Afrikanerlerin durumunu gündeme getirdiği için Trump’a teşekkür eden AfriForum’dan Kriel, “Bu hükümet nüfusun belli bir kesiminin hedef alınmasına izin veriyor,” dedi fakat Afrikanerlerin Güney Afrika’ya bağlı olduklarını da söyledi.

Güney Afrika hükümeti, eleştirilen yasaların, sömürgeciliğin ve ardından neredeyse yarım yüzyıl süren apartheid döneminin yanlışlarını düzeltmek gibi zor bir görevi hedeflediğini söylüyor.

Afrikanerler, 300 yıldan daha uzun bir süre önce Güney Afrika’ya ilk gelen başta Hollandalı olmak üzere Fransız ve Alman sömürge yerleşimcilerinin soyundan geliyorlar.

Güney Afrika’da gelişen Hollandacadan türetilmiş bir dil olan Afrikaans (Afrikanca) konuşurlar ve İngiliz ya da diğer kökenlerden gelen diğer beyaz Güney Afrikalılardan farklıdırlar.

Amerikan sağının savaş narası olarak “beyazlara zulüm”

Güney Afrika ve Batıdaki sağcı aktivistler yıllardır Güney Afrika hükümetini yasadışı toprak müsaderesi yapmakla ve beyaz çiftçilerin öldürülmesine göz yummakla suçluyor.

Trump 2018’de dönemin Dışişleri Bakanı Mike Pompeo’ya “büyük çaplı çiftçi cinayetlerini” araştırması emrini verdiğini söylediğinde bu çağrıları yinelemişti.

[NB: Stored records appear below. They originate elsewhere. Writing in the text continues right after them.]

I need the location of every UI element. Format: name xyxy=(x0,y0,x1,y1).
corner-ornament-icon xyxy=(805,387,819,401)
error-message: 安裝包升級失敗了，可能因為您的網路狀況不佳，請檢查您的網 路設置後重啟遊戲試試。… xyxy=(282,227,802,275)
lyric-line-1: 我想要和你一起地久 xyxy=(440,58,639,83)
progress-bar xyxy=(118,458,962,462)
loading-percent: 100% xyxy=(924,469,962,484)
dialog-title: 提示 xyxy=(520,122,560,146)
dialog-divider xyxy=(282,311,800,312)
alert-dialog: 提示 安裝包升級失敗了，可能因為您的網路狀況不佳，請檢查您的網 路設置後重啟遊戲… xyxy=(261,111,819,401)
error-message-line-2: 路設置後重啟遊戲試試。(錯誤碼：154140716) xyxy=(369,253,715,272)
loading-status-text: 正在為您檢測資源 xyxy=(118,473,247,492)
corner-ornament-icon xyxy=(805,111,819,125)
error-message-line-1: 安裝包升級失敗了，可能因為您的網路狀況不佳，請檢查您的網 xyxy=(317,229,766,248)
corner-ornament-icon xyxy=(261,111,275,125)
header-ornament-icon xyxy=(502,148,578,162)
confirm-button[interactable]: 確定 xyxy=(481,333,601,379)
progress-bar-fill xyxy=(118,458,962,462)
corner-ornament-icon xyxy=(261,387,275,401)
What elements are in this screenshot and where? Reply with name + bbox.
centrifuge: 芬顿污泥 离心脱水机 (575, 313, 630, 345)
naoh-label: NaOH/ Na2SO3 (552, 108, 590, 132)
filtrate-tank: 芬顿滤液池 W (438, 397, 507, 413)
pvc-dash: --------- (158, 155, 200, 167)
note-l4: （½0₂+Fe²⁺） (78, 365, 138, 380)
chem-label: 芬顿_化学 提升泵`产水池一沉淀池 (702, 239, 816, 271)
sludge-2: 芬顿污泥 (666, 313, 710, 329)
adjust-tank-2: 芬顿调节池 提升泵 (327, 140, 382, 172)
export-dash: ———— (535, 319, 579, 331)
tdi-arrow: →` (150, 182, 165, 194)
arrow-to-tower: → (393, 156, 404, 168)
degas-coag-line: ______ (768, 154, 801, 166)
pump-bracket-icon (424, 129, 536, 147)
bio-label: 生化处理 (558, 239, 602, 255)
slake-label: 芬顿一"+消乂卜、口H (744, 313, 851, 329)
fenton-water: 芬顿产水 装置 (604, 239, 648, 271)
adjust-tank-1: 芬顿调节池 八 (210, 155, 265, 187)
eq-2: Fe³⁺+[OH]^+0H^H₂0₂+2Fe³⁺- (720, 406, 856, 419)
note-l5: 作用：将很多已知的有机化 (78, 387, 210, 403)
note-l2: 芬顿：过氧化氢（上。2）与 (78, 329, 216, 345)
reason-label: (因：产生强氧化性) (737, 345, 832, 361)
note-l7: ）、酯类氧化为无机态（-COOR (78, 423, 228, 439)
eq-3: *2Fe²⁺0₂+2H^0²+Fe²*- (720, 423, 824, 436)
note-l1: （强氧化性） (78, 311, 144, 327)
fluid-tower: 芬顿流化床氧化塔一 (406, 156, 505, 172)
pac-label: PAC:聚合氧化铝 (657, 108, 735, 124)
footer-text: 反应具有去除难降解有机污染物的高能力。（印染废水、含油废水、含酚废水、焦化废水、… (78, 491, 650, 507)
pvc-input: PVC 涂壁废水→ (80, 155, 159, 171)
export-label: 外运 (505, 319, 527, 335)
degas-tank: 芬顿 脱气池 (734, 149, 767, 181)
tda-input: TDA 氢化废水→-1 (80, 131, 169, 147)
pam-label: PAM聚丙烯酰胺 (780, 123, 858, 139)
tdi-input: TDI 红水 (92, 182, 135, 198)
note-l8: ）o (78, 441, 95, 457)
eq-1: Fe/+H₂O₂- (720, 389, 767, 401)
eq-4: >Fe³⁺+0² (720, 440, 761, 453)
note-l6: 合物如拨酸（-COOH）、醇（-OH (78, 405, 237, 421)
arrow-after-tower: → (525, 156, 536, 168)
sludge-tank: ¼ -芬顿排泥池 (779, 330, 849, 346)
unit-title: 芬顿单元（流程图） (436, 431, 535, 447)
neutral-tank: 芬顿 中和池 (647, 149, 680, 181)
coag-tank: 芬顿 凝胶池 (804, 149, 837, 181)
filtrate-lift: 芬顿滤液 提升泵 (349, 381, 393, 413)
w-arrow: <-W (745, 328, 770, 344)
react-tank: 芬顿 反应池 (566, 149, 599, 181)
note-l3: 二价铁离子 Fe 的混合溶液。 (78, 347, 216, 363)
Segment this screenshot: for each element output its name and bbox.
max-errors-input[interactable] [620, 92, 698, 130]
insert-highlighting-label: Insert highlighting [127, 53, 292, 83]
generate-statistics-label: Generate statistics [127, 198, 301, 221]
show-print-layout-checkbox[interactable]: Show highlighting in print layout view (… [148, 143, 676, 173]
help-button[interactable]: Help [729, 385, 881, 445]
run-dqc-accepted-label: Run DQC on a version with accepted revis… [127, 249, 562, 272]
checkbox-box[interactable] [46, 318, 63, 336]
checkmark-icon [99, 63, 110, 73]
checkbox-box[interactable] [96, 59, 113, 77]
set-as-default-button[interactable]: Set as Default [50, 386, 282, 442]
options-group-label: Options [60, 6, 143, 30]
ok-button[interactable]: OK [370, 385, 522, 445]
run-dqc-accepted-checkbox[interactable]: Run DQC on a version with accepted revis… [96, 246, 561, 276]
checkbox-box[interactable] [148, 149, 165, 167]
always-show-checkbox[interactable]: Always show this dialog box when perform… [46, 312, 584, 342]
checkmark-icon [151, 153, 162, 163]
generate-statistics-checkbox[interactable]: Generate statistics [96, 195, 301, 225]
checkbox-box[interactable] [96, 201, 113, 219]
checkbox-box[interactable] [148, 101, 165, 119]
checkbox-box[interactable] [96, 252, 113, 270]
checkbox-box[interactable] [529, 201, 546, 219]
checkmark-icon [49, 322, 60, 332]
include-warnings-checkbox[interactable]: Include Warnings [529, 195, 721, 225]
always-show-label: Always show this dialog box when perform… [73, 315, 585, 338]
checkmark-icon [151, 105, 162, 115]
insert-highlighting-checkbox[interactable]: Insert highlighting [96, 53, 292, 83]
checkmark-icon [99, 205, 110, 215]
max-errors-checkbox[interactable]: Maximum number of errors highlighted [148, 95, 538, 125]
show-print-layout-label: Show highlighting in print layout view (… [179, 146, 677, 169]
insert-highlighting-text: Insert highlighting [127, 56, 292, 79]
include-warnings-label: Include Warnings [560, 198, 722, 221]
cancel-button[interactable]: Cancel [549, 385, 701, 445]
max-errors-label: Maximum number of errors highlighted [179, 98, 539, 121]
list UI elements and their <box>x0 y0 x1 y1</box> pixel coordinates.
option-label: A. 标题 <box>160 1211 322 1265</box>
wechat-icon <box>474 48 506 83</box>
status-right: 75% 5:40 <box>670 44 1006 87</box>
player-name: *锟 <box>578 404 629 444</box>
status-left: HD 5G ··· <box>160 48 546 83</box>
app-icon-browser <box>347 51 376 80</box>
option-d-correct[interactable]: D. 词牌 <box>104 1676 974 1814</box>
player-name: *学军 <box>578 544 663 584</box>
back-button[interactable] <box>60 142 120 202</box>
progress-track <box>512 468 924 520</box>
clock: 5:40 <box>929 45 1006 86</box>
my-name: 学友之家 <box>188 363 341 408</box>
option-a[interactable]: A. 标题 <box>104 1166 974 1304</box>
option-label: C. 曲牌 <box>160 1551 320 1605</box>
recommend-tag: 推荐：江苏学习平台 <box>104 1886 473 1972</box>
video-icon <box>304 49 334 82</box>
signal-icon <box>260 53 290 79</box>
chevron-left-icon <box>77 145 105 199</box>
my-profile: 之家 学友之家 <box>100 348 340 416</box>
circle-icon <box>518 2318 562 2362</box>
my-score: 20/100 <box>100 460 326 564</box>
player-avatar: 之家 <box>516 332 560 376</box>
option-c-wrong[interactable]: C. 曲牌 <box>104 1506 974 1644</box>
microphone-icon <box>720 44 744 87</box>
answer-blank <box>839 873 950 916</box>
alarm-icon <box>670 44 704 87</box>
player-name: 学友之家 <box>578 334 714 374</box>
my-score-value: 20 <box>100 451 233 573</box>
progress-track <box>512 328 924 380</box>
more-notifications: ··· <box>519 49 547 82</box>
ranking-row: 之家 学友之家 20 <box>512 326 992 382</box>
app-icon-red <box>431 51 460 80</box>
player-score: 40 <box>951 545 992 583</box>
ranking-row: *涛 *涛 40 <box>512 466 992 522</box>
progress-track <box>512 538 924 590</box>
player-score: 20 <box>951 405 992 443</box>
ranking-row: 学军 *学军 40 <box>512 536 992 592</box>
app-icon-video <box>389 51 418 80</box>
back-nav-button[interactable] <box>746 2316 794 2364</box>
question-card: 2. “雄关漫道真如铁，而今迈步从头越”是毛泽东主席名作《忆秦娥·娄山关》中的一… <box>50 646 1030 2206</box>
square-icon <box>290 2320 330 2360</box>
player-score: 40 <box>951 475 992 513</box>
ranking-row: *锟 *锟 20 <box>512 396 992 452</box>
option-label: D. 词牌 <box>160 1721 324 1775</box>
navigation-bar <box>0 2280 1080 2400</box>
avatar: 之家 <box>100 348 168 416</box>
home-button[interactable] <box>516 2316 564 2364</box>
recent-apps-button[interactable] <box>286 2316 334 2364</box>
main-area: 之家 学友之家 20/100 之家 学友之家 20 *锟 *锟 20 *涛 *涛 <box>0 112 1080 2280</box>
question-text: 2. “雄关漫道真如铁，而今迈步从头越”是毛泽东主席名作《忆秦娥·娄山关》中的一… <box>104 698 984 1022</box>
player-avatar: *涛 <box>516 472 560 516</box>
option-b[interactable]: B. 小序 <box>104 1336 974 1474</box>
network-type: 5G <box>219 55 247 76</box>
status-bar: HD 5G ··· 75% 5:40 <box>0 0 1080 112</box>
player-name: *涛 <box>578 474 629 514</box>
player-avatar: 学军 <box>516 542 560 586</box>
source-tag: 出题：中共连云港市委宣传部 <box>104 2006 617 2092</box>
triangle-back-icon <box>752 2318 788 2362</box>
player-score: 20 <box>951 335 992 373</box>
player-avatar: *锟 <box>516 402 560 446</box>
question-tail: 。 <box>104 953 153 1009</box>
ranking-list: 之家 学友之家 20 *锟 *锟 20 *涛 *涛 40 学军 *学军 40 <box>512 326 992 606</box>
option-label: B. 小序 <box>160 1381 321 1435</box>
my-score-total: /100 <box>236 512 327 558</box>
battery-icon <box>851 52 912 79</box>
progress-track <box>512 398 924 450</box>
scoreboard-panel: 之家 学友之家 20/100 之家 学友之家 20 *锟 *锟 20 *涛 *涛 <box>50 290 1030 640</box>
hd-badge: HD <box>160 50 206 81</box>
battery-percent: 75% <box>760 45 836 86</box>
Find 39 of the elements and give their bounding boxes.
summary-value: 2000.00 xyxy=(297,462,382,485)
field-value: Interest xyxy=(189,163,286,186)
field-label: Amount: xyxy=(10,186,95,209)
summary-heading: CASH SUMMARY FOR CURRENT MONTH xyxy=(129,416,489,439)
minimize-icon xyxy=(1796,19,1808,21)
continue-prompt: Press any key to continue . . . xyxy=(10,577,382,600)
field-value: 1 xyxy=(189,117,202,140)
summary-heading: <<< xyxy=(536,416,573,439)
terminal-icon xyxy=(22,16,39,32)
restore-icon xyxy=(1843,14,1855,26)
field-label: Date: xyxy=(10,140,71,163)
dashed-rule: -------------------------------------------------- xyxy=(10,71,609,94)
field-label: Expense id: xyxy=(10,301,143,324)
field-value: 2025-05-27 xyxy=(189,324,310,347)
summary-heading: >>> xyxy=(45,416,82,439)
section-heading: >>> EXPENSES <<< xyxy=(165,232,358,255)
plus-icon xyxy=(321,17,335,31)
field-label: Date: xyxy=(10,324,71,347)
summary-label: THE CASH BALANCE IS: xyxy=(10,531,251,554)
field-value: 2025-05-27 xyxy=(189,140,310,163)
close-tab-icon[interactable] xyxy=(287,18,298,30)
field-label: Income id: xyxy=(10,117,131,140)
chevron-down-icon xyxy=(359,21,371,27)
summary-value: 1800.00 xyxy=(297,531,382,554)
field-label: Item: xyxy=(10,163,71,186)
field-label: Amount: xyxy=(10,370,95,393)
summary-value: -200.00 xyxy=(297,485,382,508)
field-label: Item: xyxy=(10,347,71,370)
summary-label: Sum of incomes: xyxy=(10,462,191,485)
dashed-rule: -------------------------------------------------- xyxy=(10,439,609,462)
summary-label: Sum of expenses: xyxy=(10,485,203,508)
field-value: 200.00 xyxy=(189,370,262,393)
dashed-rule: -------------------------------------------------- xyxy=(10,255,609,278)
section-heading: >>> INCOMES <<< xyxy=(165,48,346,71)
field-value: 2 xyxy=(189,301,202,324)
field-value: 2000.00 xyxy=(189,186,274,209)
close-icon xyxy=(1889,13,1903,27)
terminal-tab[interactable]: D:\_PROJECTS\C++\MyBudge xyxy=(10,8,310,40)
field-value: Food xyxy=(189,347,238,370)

Birleşik Krallık’ta da Katie Hopkins gibi sağcı yayıncılık figürleri “beyazlara yapılan zulüm” konulu haberler yapıyorlar. Dönemin başbakanı Theresa May’in Güney Afrika ziyaretini eleştiren Hopkins, “Güney Afrika’da beyazlar katlediliyor ve açıklanamaz bir şekilde Yatıştırıcı May kendini çarmıha germeyi seçiyor” demişti.

Hopkins, “Beyaz çiftçilerin silahlı siyah çeteler tarafından şiddet kullanılarak etnik temizliğe tabi tutulması çileden çıkarıcı ve yürek parçalayıcıdır ve dünyanın umurunda değil. Ya da en azından ana akım medyanın umurunda değil. Sizin umurunuzda mı?” diye sormuştu.